还是不行吧。 from paddlenlp.transformers import GPTChineseTokenizer, GPTLMHeadModel

model_name = "gpt-cpm-small-cn-distill"

tokenizer = GPTChineseTokenizer.from_pretrained(model_name) model = GPTLMHeadModel.from_pretrained(model_name) model.eval()

inputs = "花间一壶酒,独酌无相亲。举杯邀明月," inputs_ids = tokenizer(inputs)["input_ids"] inputs_ids = paddle.to_tensor(inputs_ids, dtype="int64").unsqueeze(0)

outputs, _ = model.generate(input_ids=inputs_ids, max_length=10, decode_strategy="greedy_search", use_fast=True)

result = tokenizer.convert_ids_to_string(outputs[0].numpy().tolist())

print("Model input:", inputs) print("Result:", result)


Traceback (most recent call last) File /opt/conda/envs/python35-paddle120-env/lib/python3.10/site-packages/paddlenlp/transformers/model_utils.py:1581, in PretrainedModel._resolve_model_file_path(cls, pretrained_model_name_or_path, from_hf_hub, from_aistudio, cache_dir, subfolder, config, convert_from_torch, use_safetensors, variant) 1579 if pretrained_model_name_or_path in cls.pretrained_init_configuration: 1580 # fetch the weight url from the pretrained_resource_files_map -> 1581 resource_file_url = cls.pretrained_resource_files_map["model_state"][ 1582 pretrained_model_name_or_path 1583 ] 1584 resolved_archive_file = cached_file( 1585 resource_file_url, _add_variant(PADDLE_WEIGHTS_NAME, variant), **cached_file_kwargs 1586 )

KeyError: 'model_state'

During handling of the above exception, another exception occurred:

OSError Traceback (most recent call last) Cell In[3], line 6 3 model_name = "gpt-cpm-small-cn-distill" 5 tokenizer = GPTChineseTokenizer.from_pretrained(model_name) ----> 6 model = GPTLMHeadModel.from_pretrained(model_name) 7 model.eval() 9 inputs = "花间一壶酒,独酌无相亲。举杯邀明月,"

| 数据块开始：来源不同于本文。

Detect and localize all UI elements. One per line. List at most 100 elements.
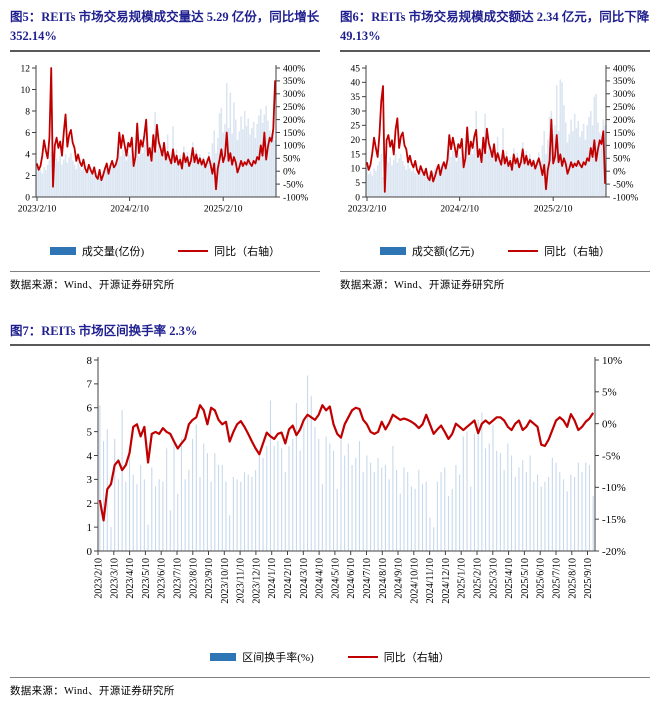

File /opt/conda/envs/python35-paddle120-env/lib/python3.10/site-packages/paddlenlp/transformers/model_utils.py:2116, in PretrainedModel.from_pretrained(cls, pretrained_model_name_or_path, *args, **kwargs) 2113 use_keep_in_fp32_modules = False 2115 # resolve model_weight file -> 2116 resolved_archive_file, sharded_metadata, is_sharded = cls._resolve_model_file_path( 2117 pretrained_model_name_or_path, 2118 cache_dir=cache_dir, 2119 subfolder=subfolder, 2120 from_hf_hub=from_hf_hub, 2121 from_aistudio=from_aistudio, 2122 config=config, 2123 convert_from_torch=convert_from_torch, 2124 use_safetensors=use_safetensors, 2125 variant=variant, 2126 ) 2128 # load pt weights early so that we know which dtype to init the model under 2129 if not is_sharded and state_dict is None: 2130 # Time to load the checkpoint

File /opt/conda/envs/python35-paddle120-env/lib/python3.10/site-packages/paddlenlp/transformers/model_utils.py:1638, in PretrainedModel._resolve_model_file_path(cls, pretrained_model_name_or_path, from_hf_hub, from_aistudio, cache_dir, subfolder, config, convert_from_torch, use_safetensors, variant) 1636 logger.info(e) 1637 # For any other exception, we throw a generic error. -> 1638 raise EnvironmentError( 1639 f"Can't load the model for '{pretrained_model_name_or_path}'. If you were trying to load it" 1640 " from 'https://paddlenlp.bj.bcebos.com/'" 1641 ) 1643 if is_local: 1644 logger.info(f"Loading weights file {archive_file}")

OSError: Can't load the model for 'gpt-cpm-small-cn-distill'. If you were trying to load it from 'https://paddlenlp.bj.bcebos.com/'

w5688414 commented 5 months ago

我测了几次都没有问题:

image
lao-xu commented 5 months ago

我在aistduio上跑的,一直报这个错,这云环境有关系吗?

w5688414 commented 5 months ago

查看一下你的paddle版本,可以装develop版本试一下

yangquanbiubiu commented 5 months ago

我是在昆仑芯R200上跑的,也碰到了同样的问题,请问你解决了吗

lao-xu commented 5 months ago

我是在昆仑芯R200上跑的,也碰到了同样的问题,请问你解决了吗 没有,我升级了paddlenlp版本还是不行,不知道为什么

w5688414 commented 5 months ago

按照如下的命令试一下:

pip uninstall paddlenlp
git clone https://github.com/PaddlePaddle/PaddleNLP.git
cd PaddleNLP
pip install -e .
github-actions[bot] commented 3 months ago

This issue is stale because it has been open for 60 days with no activity. 当前issue 60天内无活动,被标记为stale。

github-actions[bot] commented 3 weeks ago

This issue is stale because it has been open for 60 days with no activity. 当前issue 60天内无活动,被标记为stale。

github-actions[bot] commented 1 week ago

This issue was closed because it has been inactive for 14 days since being marked as stale. 当前issue 被标记为stale已有14天,即将关闭。